Tijdens zijn afwezigheid brandde de pastorie in Attenrode in 1617 of 1618 af door de onvoorzichtigheid van zijn personeel. Enige tijd later werd het in leem hersteld. In 1781 werd het huidige gebouw opgetrokken.

De kerk dankt haar uitzicht aan de laatste verbouwing in 1911, uitgevoerd naar een ontwerp van de Tiense architect A. Verheyden. Het is een driebeukig bedehuis, met ingebouwde westertoren, aangepast aan de nieuwe kerk, en koor met veelzijdige absis, geflankeerd door twee sacristieën.

Toch danken we ook hier aan Wauters een beschrijving van haar oude toestand in 1872.

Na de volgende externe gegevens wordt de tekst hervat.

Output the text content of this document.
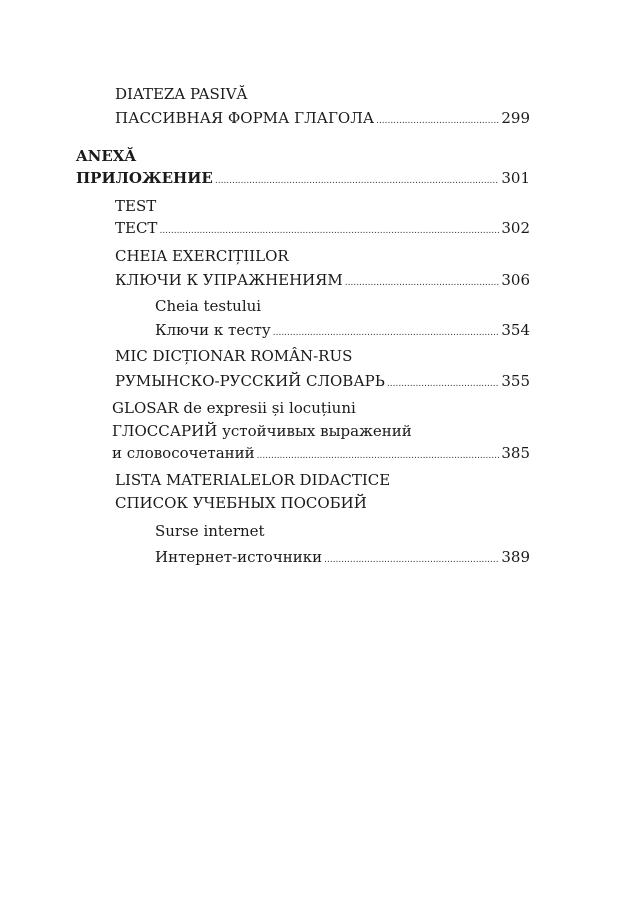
DIATEZA PASIVĂ
ПАССИВНАЯ ФОРМА ГЛАГОЛА .....	299
ANEXĂ
ПРИЛОЖЕНИЕ .....	301
TEST
ТЕСТ .....	302
CHEIA EXERCIȚIILOR
КЛЮЧИ К УПРАЖНЕНИЯМ .....	306
Cheia testului
Ключи к тесту .....	354
MIC DICȚIONAR ROMÂN-RUS
РУМЫНСКО-РУССКИЙ СЛОВАРЬ .....	355
GLOSAR de expresii și locuțiuni
ГЛОССАРИЙ устойчивых выражений
и словосочетаний .....	385
LISTA MATERIALELOR DIDACTICE
СПИСОК УЧЕБНЫХ ПОСОБИЙ
Surse internet
Интернет-источники .....	389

Het koor, dat het oudste deel van de kerk was, omvatte twee traveeën en een absis van drie panden. Het koor bezat ook vijf hoge blinde vensters. In die van de eerste travee zag men aan de zuiderkant de resten van een gotisch raam, dat er ooit had gestaan. Het koor bezat een gebogen houten plafond.

Het eenbeukige schip bezat een plafond dat op balken rustte. Men betrad de kerk oorspronkelijk door een opening in de zuidermuur van het schip. De toegang werd in 1817 veranderd. Dat blijkt uit een jaarsteen boven de huidige deur in de toren.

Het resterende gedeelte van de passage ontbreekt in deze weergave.